The ritual begins before you even swallow the pill. You sit in a pristine medical office where diplomas hang in alignment and speak with a doctor whose confident manner and pressed white coat radiate authority. She explains your treatment with empathy and confidence, describing how the medication will target your condition. She types out the prescription on her computer and sends it to your pharmacist. Even the pharmacy visit reinforces the gravity — the careful instructions about timing and dosage, the child-proof bottle with its official label. When the first pill hits your tongue, neural networks, primed by dozens of subtle cues suggesting relief is imminent, fire up, and feel-good neurotransmitters, like endorphins and dopamine, are released.

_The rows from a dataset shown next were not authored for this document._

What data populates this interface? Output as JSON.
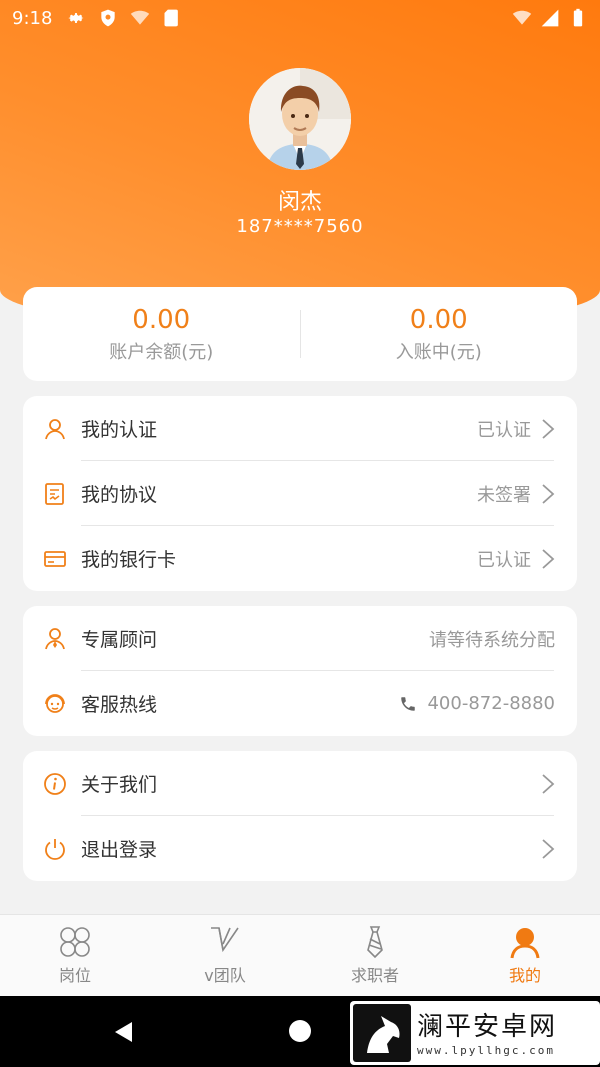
{
  "status_bar": {
    "time": "9:18"
  },
  "profile": {
    "name": "闵杰",
    "phone": "187****7560"
  },
  "balance": {
    "account_balance_value": "0.00",
    "account_balance_label": "账户余额(元)",
    "pending_value": "0.00",
    "pending_label": "入账中(元)"
  },
  "menu_group_1": [
    {
      "label": "我的认证",
      "value": "已认证",
      "icon": "user-outline-icon"
    },
    {
      "label": "我的协议",
      "value": "未签署",
      "icon": "document-edit-icon"
    },
    {
      "label": "我的银行卡",
      "value": "已认证",
      "icon": "bank-card-icon"
    }
  ],
  "menu_group_2": [
    {
      "label": "专属顾问",
      "value": "请等待系统分配",
      "icon": "advisor-icon"
    },
    {
      "label": "客服热线",
      "value": "400-872-8880",
      "icon": "customer-service-icon"
    }
  ],
  "menu_group_3": [
    {
      "label": "关于我们",
      "icon": "info-icon"
    },
    {
      "label": "退出登录",
      "icon": "power-icon"
    }
  ],
  "tabs": [
    {
      "label": "岗位",
      "icon": "clover-icon",
      "active": false
    },
    {
      "label": "v团队",
      "icon": "v-team-icon",
      "active": false
    },
    {
      "label": "求职者",
      "icon": "tie-icon",
      "active": false
    },
    {
      "label": "我的",
      "icon": "person-icon",
      "active": true
    }
  ],
  "watermark": {
    "title": "澜平安卓网",
    "url": "www.lpyllhgc.com"
  },
  "colors": {
    "accent": "#f07a12",
    "header": "#ff8a24",
    "muted_text": "#999999"
  }
}
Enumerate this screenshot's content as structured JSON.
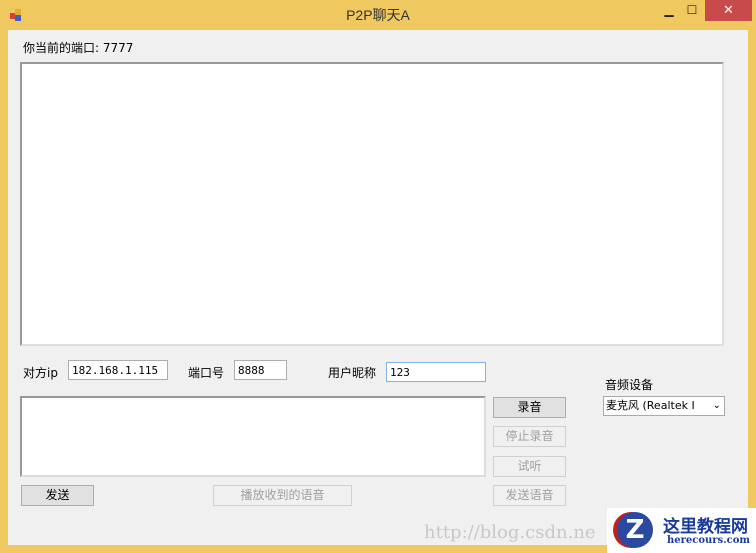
{
  "window": {
    "title": "P2P聊天A",
    "minimize": "▁",
    "maximize": "☐",
    "close": "✕"
  },
  "port_label": "你当前的端口: 7777",
  "chat_log": "",
  "peer_ip": {
    "label": "对方ip",
    "value": "182.168.1.115"
  },
  "peer_port": {
    "label": "端口号",
    "value": "8888"
  },
  "nickname": {
    "label": "用户昵称",
    "value": "123"
  },
  "message_input": "",
  "buttons": {
    "send": "发送",
    "play_received": "播放收到的语音",
    "record": "录音",
    "stop_record": "停止录音",
    "listen": "试听",
    "send_voice": "发送语音"
  },
  "audio_device": {
    "label": "音频设备",
    "selected": "麦克风 (Realtek I"
  },
  "watermark": {
    "url": "http://blog.csdn.ne",
    "logo_title": "这里教程网",
    "logo_sub": "herecours.com"
  }
}
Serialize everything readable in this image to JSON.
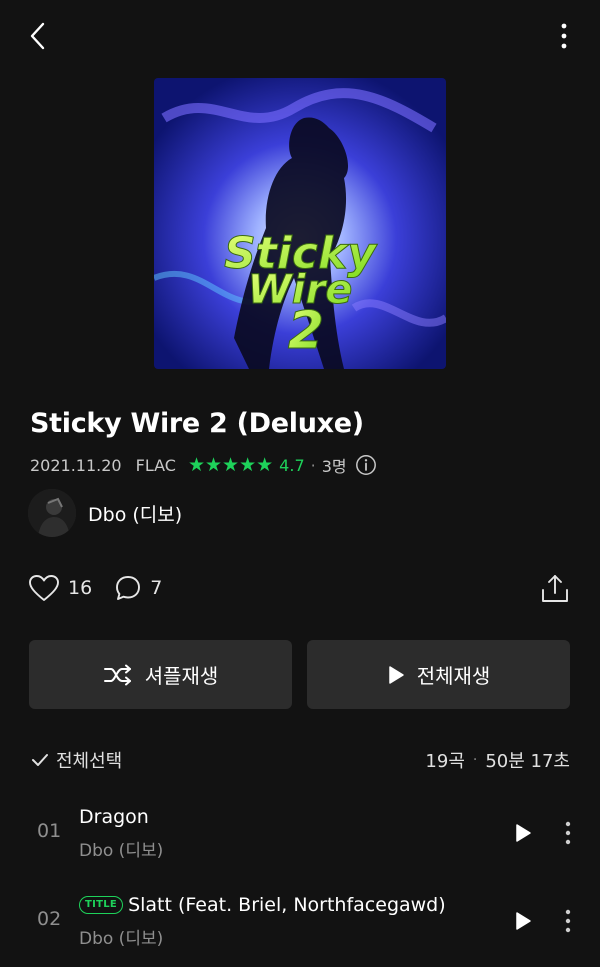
{
  "album": {
    "title": "Sticky Wire 2 (Deluxe)",
    "release_date": "2021.11.20",
    "format": "FLAC",
    "stars": 5,
    "rating": "4.7",
    "rating_count": "3명",
    "cover_text_line1": "Sticky",
    "cover_text_line2": "Wire",
    "cover_text_line3": "2"
  },
  "artist": {
    "name": "Dbo (디보)"
  },
  "social": {
    "likes": "16",
    "comments": "7"
  },
  "actions": {
    "shuffle_label": "셔플재생",
    "play_all_label": "전체재생"
  },
  "tracklist": {
    "select_all_label": "전체선택",
    "count": "19곡",
    "duration": "50분 17초"
  },
  "tracks": [
    {
      "number": "01",
      "title": "Dragon",
      "artist": "Dbo (디보)",
      "badge": ""
    },
    {
      "number": "02",
      "title": "Slatt (Feat. Briel, Northfacegawd)",
      "artist": "Dbo (디보)",
      "badge": "TITLE"
    }
  ],
  "colors": {
    "background": "#121212",
    "accent_green": "#1ed25a",
    "button_bg": "#2c2c2c"
  },
  "icons": [
    "back-arrow-icon",
    "more-vertical-icon",
    "star-icon",
    "info-icon",
    "heart-icon",
    "comment-icon",
    "share-icon",
    "shuffle-icon",
    "play-icon",
    "check-icon"
  ]
}
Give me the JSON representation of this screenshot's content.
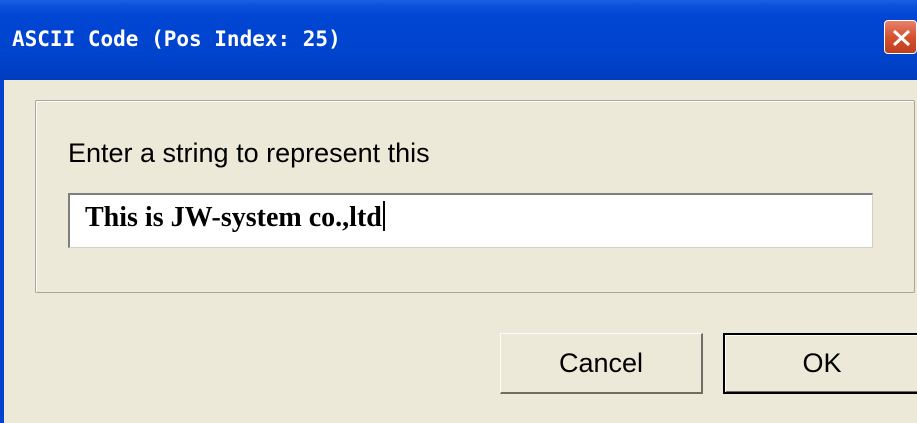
{
  "dialog": {
    "title": "ASCII Code (Pos Index: 25)",
    "prompt": "Enter a string to represent this",
    "input_value": "This is JW-system co.,ltd",
    "cancel_label": "Cancel",
    "ok_label": "OK"
  },
  "icons": {
    "close": "close-icon"
  },
  "colors": {
    "titlebar": "#0043cc",
    "close_button": "#d5512f",
    "dialog_bg": "#ece9d8"
  }
}
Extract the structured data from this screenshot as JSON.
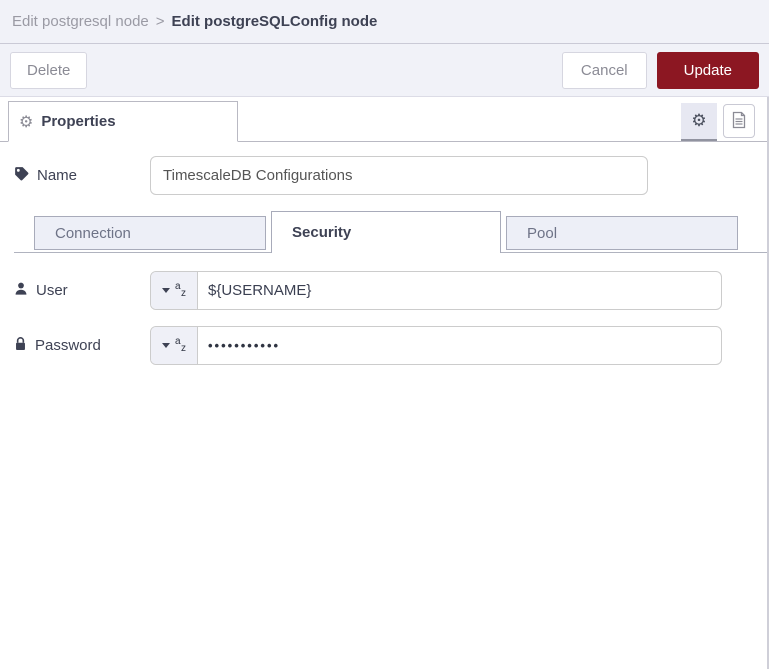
{
  "breadcrumb": {
    "parent": "Edit postgresql node",
    "separator": ">",
    "current": "Edit postgreSQLConfig node"
  },
  "toolbar": {
    "delete_label": "Delete",
    "cancel_label": "Cancel",
    "update_label": "Update"
  },
  "properties_panel": {
    "tab_label": "Properties",
    "gear_glyph": "⚙"
  },
  "fields": {
    "name": {
      "label": "Name",
      "value": "TimescaleDB Configurations"
    },
    "user": {
      "label": "User",
      "value": "${USERNAME}"
    },
    "password": {
      "label": "Password",
      "value": "•••••••••••"
    }
  },
  "string_type_icon": {
    "top": "a",
    "bottom": "z"
  },
  "tabs": [
    {
      "label": "Connection",
      "active": false
    },
    {
      "label": "Security",
      "active": true
    },
    {
      "label": "Pool",
      "active": false
    }
  ],
  "colors": {
    "header_bg": "#f1f2f8",
    "accent_red": "#8C1722",
    "dark_text": "#3e4254",
    "muted_text": "#9a9aa4",
    "inactive_tab_bg": "#edeff7",
    "typed_button_bg": "#eff0f7",
    "input_border": "#cccccc"
  }
}
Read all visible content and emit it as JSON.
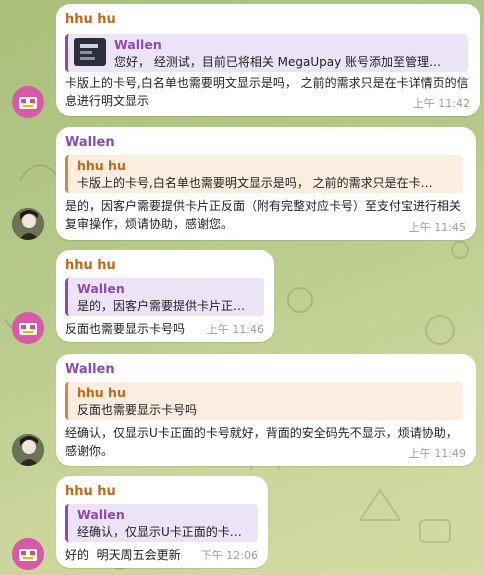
{
  "messages": [
    {
      "sender": "hhu hu",
      "reply": {
        "name": "Wallen",
        "text": "您好， 经测试，目前已将相关 MegaUpay 账号添加至管理…"
      },
      "text": "卡版上的卡号,白名单也需要明文显示是吗， 之前的需求只是在卡详情页的信息进行明文显示",
      "time": "上午 11:42"
    },
    {
      "sender": "Wallen",
      "reply": {
        "name": "hhu hu",
        "text": "卡版上的卡号,白名单也需要明文显示是吗， 之前的需求只是在卡…"
      },
      "text": "是的，因客户需要提供卡片正反面（附有完整对应卡号）至支付宝进行相关复审操作，烦请协助，感谢您。",
      "time": "上午 11:45"
    },
    {
      "sender": "hhu hu",
      "reply": {
        "name": "Wallen",
        "text": "是的，因客户需要提供卡片正…"
      },
      "text": "反面也需要显示卡号吗",
      "time": "上午 11:46"
    },
    {
      "sender": "Wallen",
      "reply": {
        "name": "hhu hu",
        "text": "反面也需要显示卡号吗"
      },
      "text": "经确认，仅显示U卡正面的卡号就好，背面的安全码先不显示，烦请协助，感谢你。",
      "time": "上午 11:49"
    },
    {
      "sender": "hhu hu",
      "reply": {
        "name": "Wallen",
        "text": "经确认，仅显示U卡正面的卡…"
      },
      "text": "好的  明天周五会更新",
      "time": "下午 12:06"
    }
  ],
  "colors": {
    "hhu_hu": "#c06a17",
    "wallen": "#8a4bb5",
    "bubble": "#ffffff"
  },
  "icons": {
    "hhu_hu_avatar": "pink-bot-avatar-icon",
    "wallen_avatar": "person-avatar-icon"
  }
}
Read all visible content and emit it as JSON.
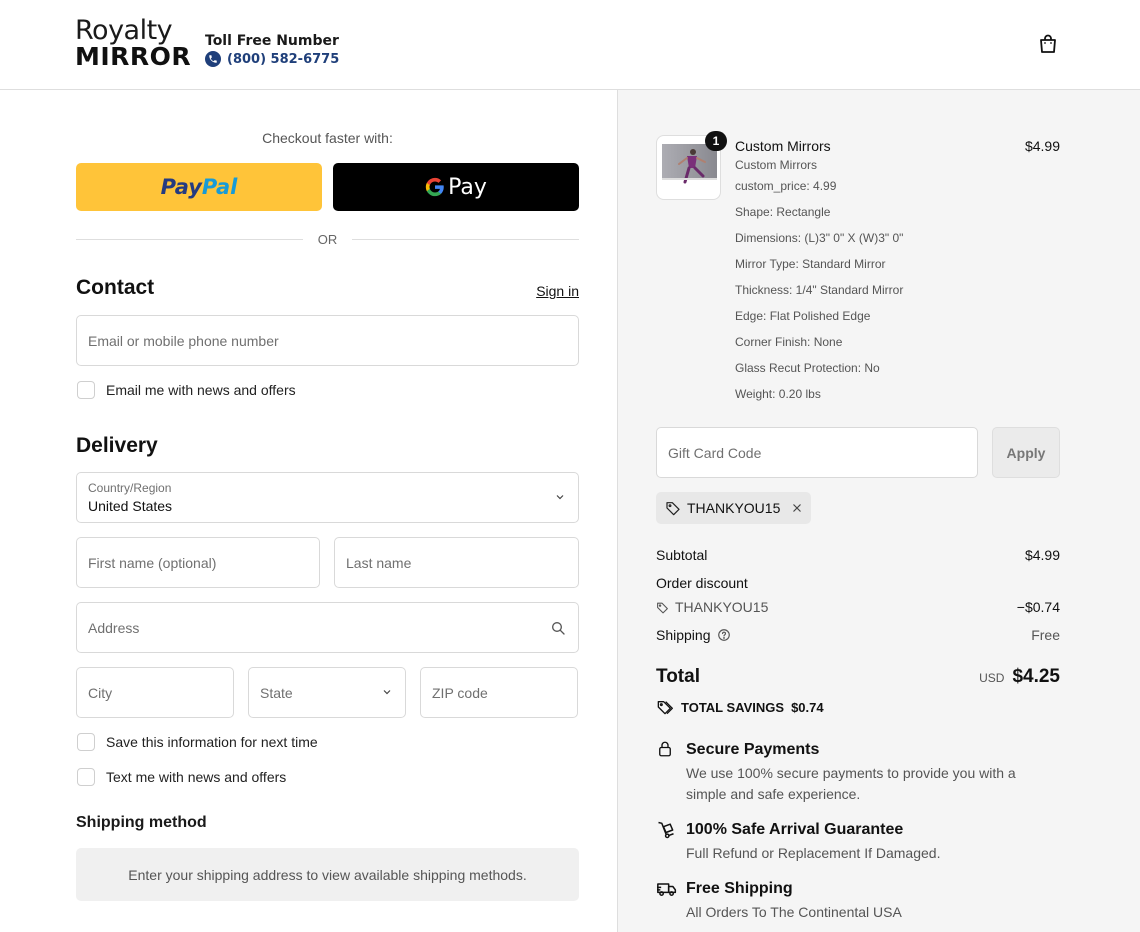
{
  "header": {
    "logo_top": "Royalty",
    "logo_bottom": "MIRROR",
    "toll_title": "Toll Free Number",
    "toll_phone": "(800) 582-6775"
  },
  "express": {
    "label": "Checkout faster with:",
    "paypal_a": "Pay",
    "paypal_b": "Pal",
    "gpay": "Pay",
    "or": "OR"
  },
  "contact": {
    "heading": "Contact",
    "sign_in": "Sign in",
    "email_placeholder": "Email or mobile phone number",
    "news_label": "Email me with news and offers"
  },
  "delivery": {
    "heading": "Delivery",
    "country_label": "Country/Region",
    "country_value": "United States",
    "first_name": "First name (optional)",
    "last_name": "Last name",
    "address": "Address",
    "city": "City",
    "state": "State",
    "zip": "ZIP code",
    "save_info": "Save this information for next time",
    "text_me": "Text me with news and offers"
  },
  "shipping": {
    "heading": "Shipping method",
    "note": "Enter your shipping address to view available shipping methods."
  },
  "order": {
    "quantity": "1",
    "product_name": "Custom Mirrors",
    "product_price": "$4.99",
    "properties": [
      "Custom Mirrors",
      "custom_price: 4.99",
      "Shape: Rectangle",
      "Dimensions: (L)3\" 0\" X (W)3\" 0\"",
      "Mirror Type: Standard Mirror",
      "Thickness: 1/4\" Standard Mirror",
      "Edge: Flat Polished Edge",
      "Corner Finish: None",
      "Glass Recut Protection: No",
      "Weight: 0.20 lbs"
    ],
    "gift_placeholder": "Gift Card Code",
    "apply": "Apply",
    "discount_code": "THANKYOU15"
  },
  "summary": {
    "subtotal_label": "Subtotal",
    "subtotal": "$4.99",
    "order_discount_label": "Order discount",
    "discount_code": "THANKYOU15",
    "discount": "−$0.74",
    "shipping_label": "Shipping",
    "shipping": "Free",
    "total_label": "Total",
    "currency": "USD",
    "total": "$4.25",
    "savings_label": "TOTAL SAVINGS",
    "savings": "$0.74"
  },
  "features": [
    {
      "title": "Secure Payments",
      "text": "We use 100% secure payments to provide you with a simple and safe experience.",
      "icon": "lock-icon"
    },
    {
      "title": "100% Safe Arrival Guarantee",
      "text": "Full Refund or Replacement If Damaged.",
      "icon": "hand-truck-icon"
    },
    {
      "title": "Free Shipping",
      "text": "All Orders To The Continental USA",
      "icon": "truck-icon"
    }
  ],
  "colors": {
    "paypal_yellow": "#ffc439",
    "gpay_black": "#000000",
    "phone_blue": "#1f3f7a",
    "summary_bg": "#f5f5f5"
  }
}
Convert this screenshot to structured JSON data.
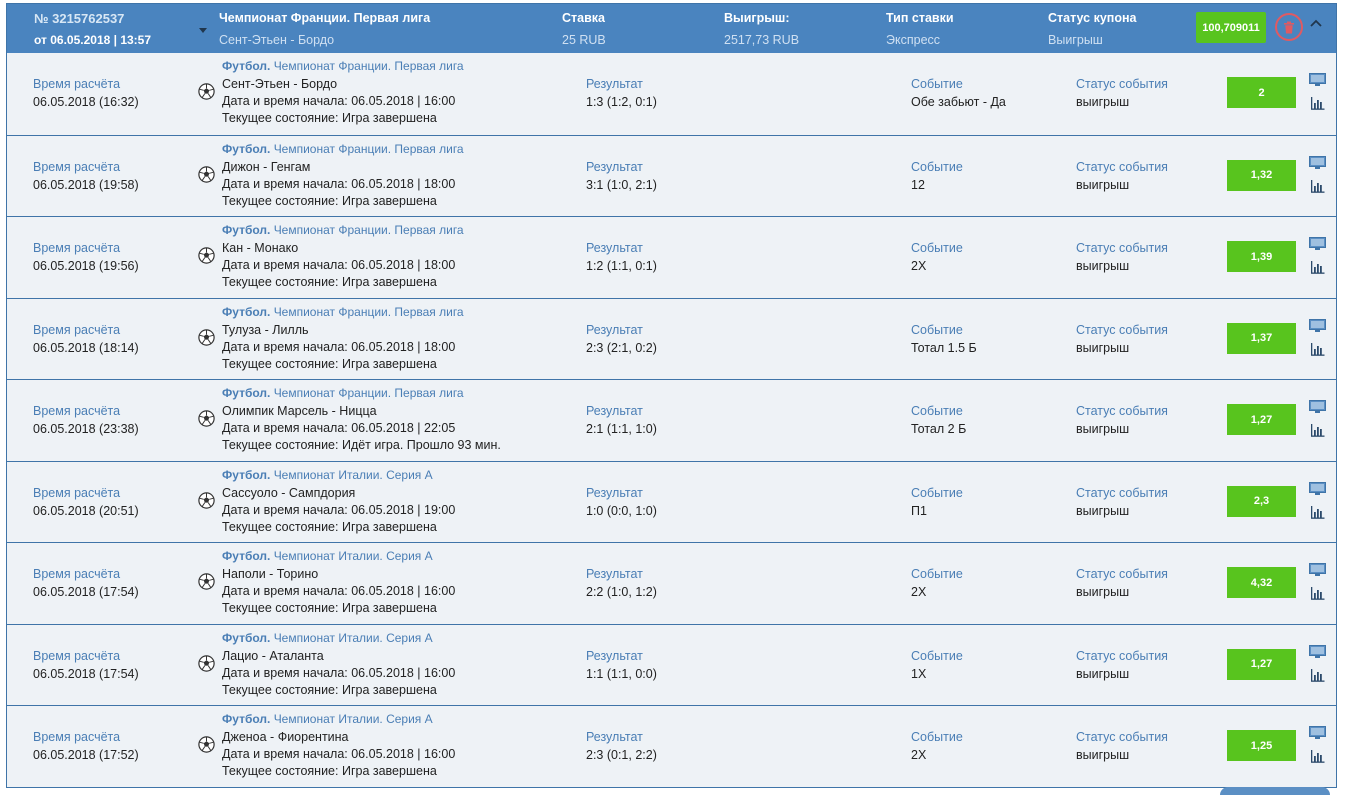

As researchers have documented, this elaborate theatre of health care — the clinical settings, the medical authority, the dispensing of treatment — may have as much therapeutic value as the active ingredients of conventional drugs themselves. This is the placebo effect in action, and it can be significant: In one study of almost 200 randomized clinical trials, about half of the typical overall treatment effects were attributed to placebo response, with much of the rest coming from the drug effect.
Yet, for many, the very word “placebo” still carries a whiff of flim-flammery. Two hundred years ago, placebos were seen as parlour tricks or props of scam artists and medical hucksters. Early researchers seemed to conjure therapeutic effects from items such as metal rods, “magnetized” trees and hickory ash, though few took those accounts seriously. In the Victorian Age, doctors used sugar pills as pacifiers to soothe patients’ minds and calm their feverish imagination — knowing it was unlikely anything good could come of pharmacologically inert substances.